Kelowna takes first step to allow commercial pot growers to use agricultural land

City council originally said industrial land only would be used, by now will consider agricultural land on a case by case basis.

After first saying new federally-approved commercial medical marijuana production facilities in Kelowna would only be allowed on industrial land, city council has decided it agrees with the provincial Agricultural Land Commission and has given initial approval to an expansion of its bylaw to allow them on agricultural land.

But, it warns, any approval from the city under its new zoning rules for such facilities, will be made on a case-by-case basis.

Council voted to send an amendment to the new bylaw it approved last month allowing the facilities only on industrial land to a public hearing to find out what residents think.

A public hearing on the plan to limit the self-contained, indoor legal grow operations to industrial land attracted little public response in May.

When council debated the industrial-only rule prior to that, staff were asked about the ALC’s ruling saying medical marijuana production was considered an agricultural land use and it would support allowing it to occur on land in the Agricultural Land Reserve.
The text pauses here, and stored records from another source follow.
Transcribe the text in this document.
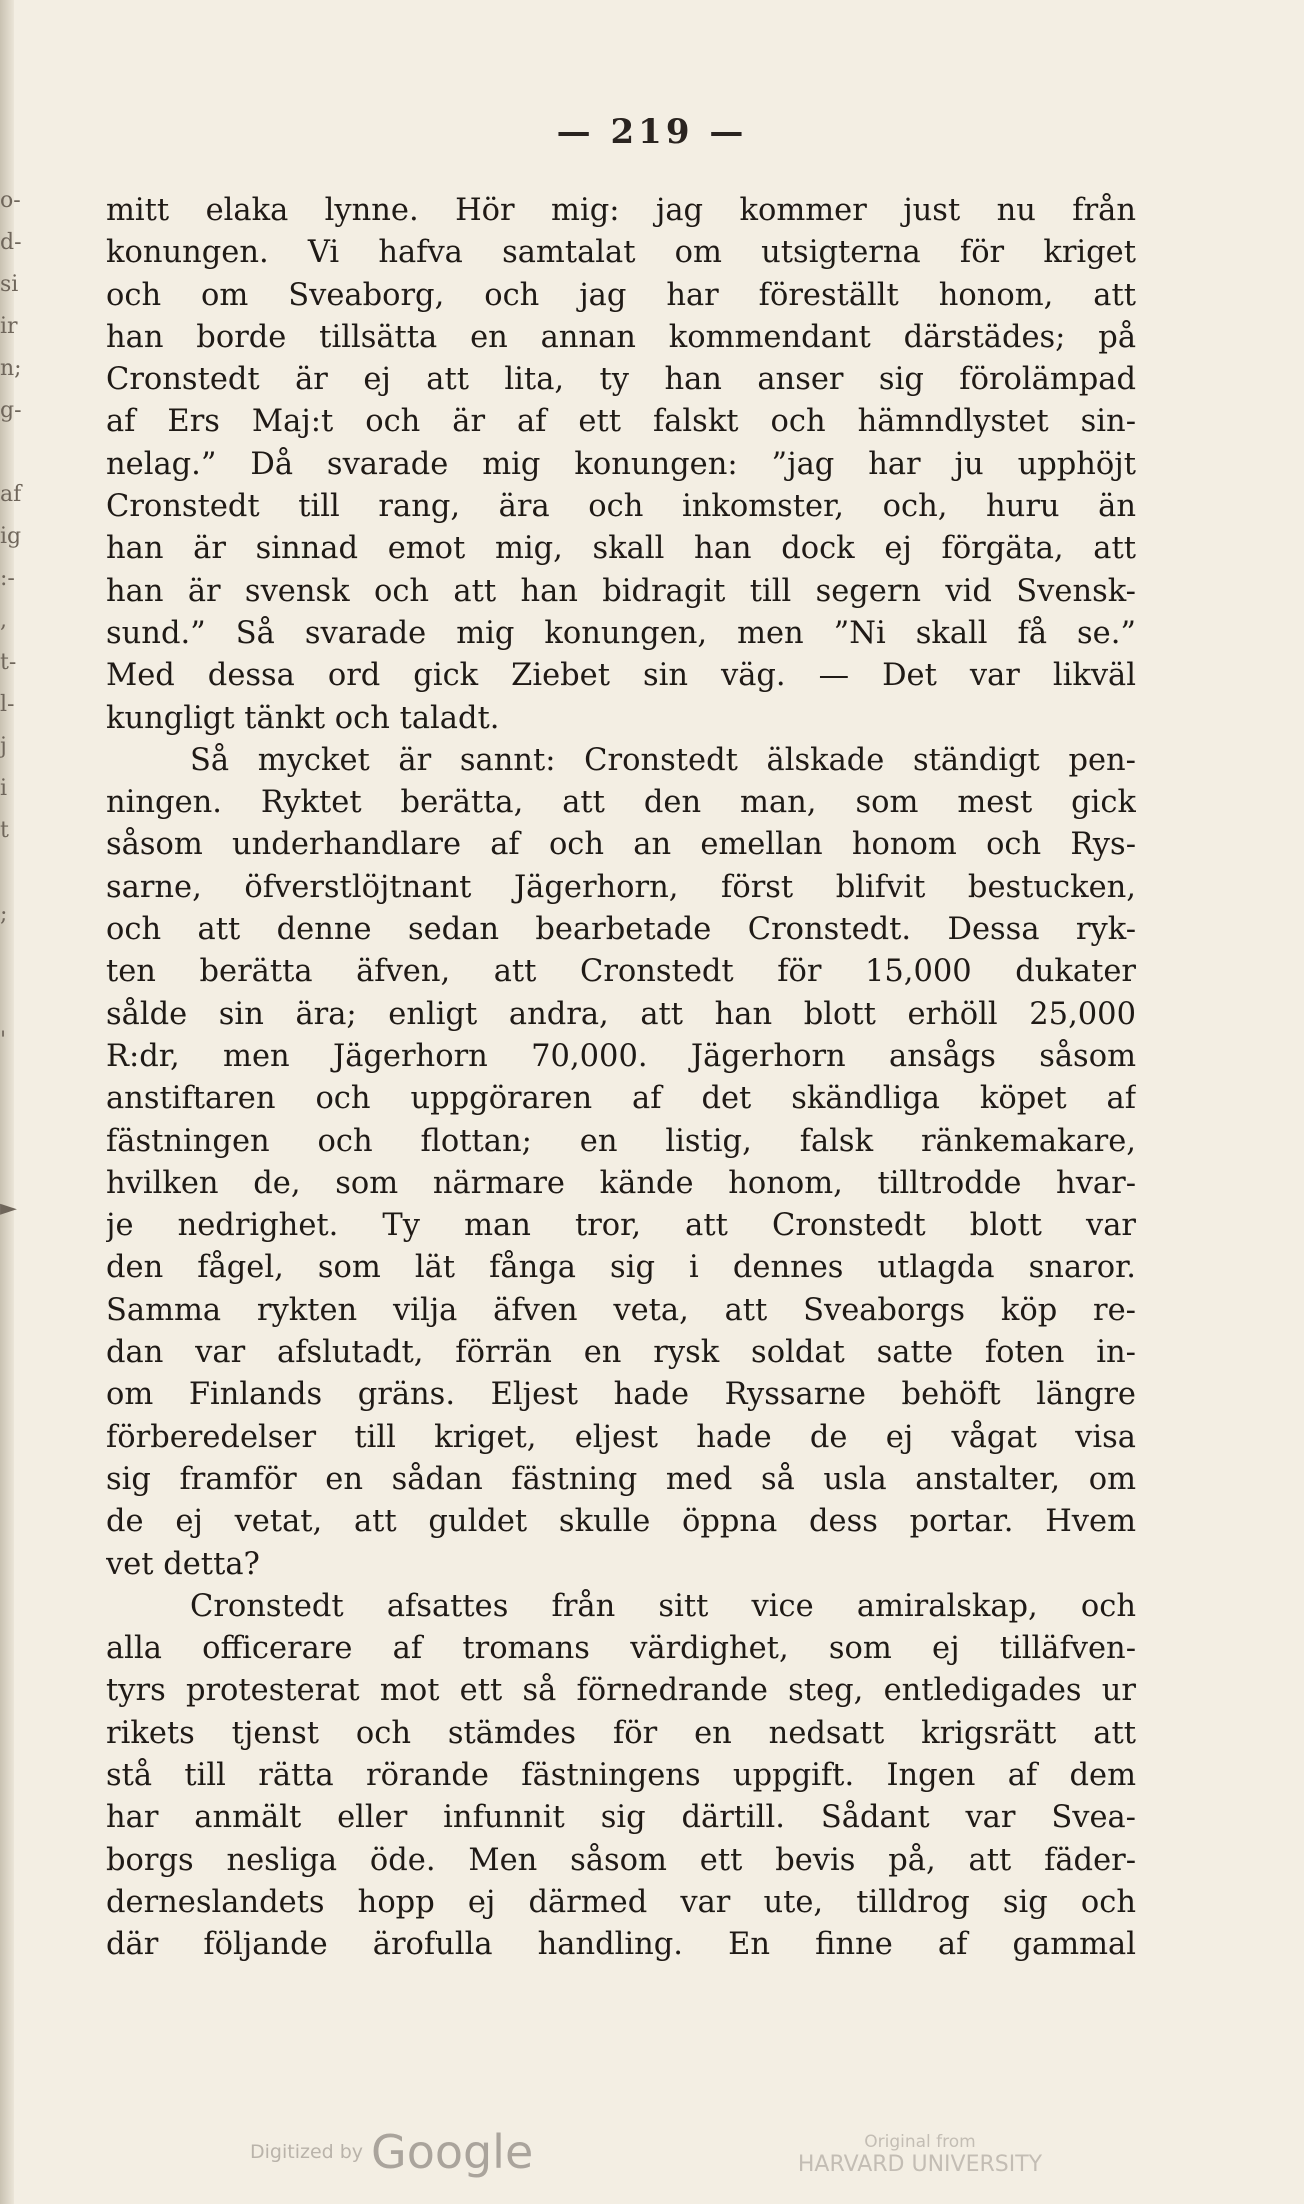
o-
d-
si
ir
n;
g-

af
ig
:-
,
t-
l-
j
i
t

;

'

►
— 219 —
mitt elaka lynne. Hör mig: jag kommer just nu från
konungen. Vi hafva samtalat om utsigterna för kriget
och om Sveaborg, och jag har föreställt honom, att
han borde tillsätta en annan kommendant därstädes; på
Cronstedt är ej att lita, ty han anser sig förolämpad
af Ers Maj:t och är af ett falskt och hämndlystet sin-
nelag.” Då svarade mig konungen: ”jag har ju upphöjt
Cronstedt till rang, ära och inkomster, och, huru än
han är sinnad emot mig, skall han dock ej förgäta, att
han är svensk och att han bidragit till segern vid Svensk-
sund.” Så svarade mig konungen, men ”Ni skall få se.”
Med dessa ord gick Ziebet sin väg. — Det var likväl
kungligt tänkt och taladt.
Så mycket är sannt: Cronstedt älskade ständigt pen-
ningen. Ryktet berätta, att den man, som mest gick
såsom underhandlare af och an emellan honom och Rys-
sarne, öfverstlöjtnant Jägerhorn, först blifvit bestucken,
och att denne sedan bearbetade Cronstedt. Dessa ryk-
ten berätta äfven, att Cronstedt för 15,000 dukater
sålde sin ära; enligt andra, att han blott erhöll 25,000
R:dr, men Jägerhorn 70,000. Jägerhorn ansågs såsom
anstiftaren och uppgöraren af det skändliga köpet af
fästningen och flottan; en listig, falsk ränkemakare,
hvilken de, som närmare kände honom, tilltrodde hvar-
je nedrighet. Ty man tror, att Cronstedt blott var
den fågel, som lät fånga sig i dennes utlagda snaror.
Samma rykten vilja äfven veta, att Sveaborgs köp re-
dan var afslutadt, förrän en rysk soldat satte foten in-
om Finlands gräns. Eljest hade Ryssarne behöft längre
förberedelser till kriget, eljest hade de ej vågat visa
sig framför en sådan fästning med så usla anstalter, om
de ej vetat, att guldet skulle öppna dess portar. Hvem
vet detta?
Cronstedt afsattes från sitt vice amiralskap, och
alla officerare af tromans värdighet, som ej tilläfven-
tyrs protesterat mot ett så förnedrande steg, entledigades ur
rikets tjenst och stämdes för en nedsatt krigsrätt att
stå till rätta rörande fästningens uppgift. Ingen af dem
har anmält eller infunnit sig därtill. Sådant var Svea-
borgs nesliga öde. Men såsom ett bevis på, att fäder-
derneslandets hopp ej därmed var ute, tilldrog sig och
där följande ärofulla handling. En finne af gammal
Digitized by Google	Original from
HARVARD UNIVERSITY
At the time, staff said city zoning bylaws would protect it from being forced to allow the facilities on agricultural land here, despite the fact the ALC has the final say on what is allowed on ALR land.

But after it approved the commercial medical marijuana production bylaw, council appeared to have a change of heart and asked staff to report back on allowing some production on agricultural land.

On Monday, city planner Shelley Gambacourt told council the rules for considering a federally-approved commercial medical marijuana growing operation would include limiting the lot coverage to just 10 per cent of the site. There would, however, be the opportunity to seek a variance to that.

City Coun. Andre Blanleil said he liked the 10 per cent lot coverage rule and the fact a variance could be requested.

“It gives an opportunity for staff and council to sit down with the applicant and have a fresh look at (the proposal),” he said.

He added he considered the 10 per cent rule a “tool” the city could use in getting the best proposals possible.

Earlier this year, a change to federal rules went into effect that said only Health Canada-approved commercial applicants can get licences to produce medical marijuana in Canada. Prior to that, licences could be acquired by individuals growing in the own homes.

While the question of who gets a licence will be up to Ottawa, the municipal government can set its own rules for zoning.

But while it will have say over where the facilities are located here, Gambacourt said the city will not have any say over what the buildings look like.

That raised a level of concern for Coun. Gail Given, who said she was worried after seeing a picture of possible design that she looked like a concrete “bunker.”

Only a handful of licences to produce medical marijuana have been handed out so far by Heath Canada across the country and the city says to date, as far as it knows, none have been awarded here.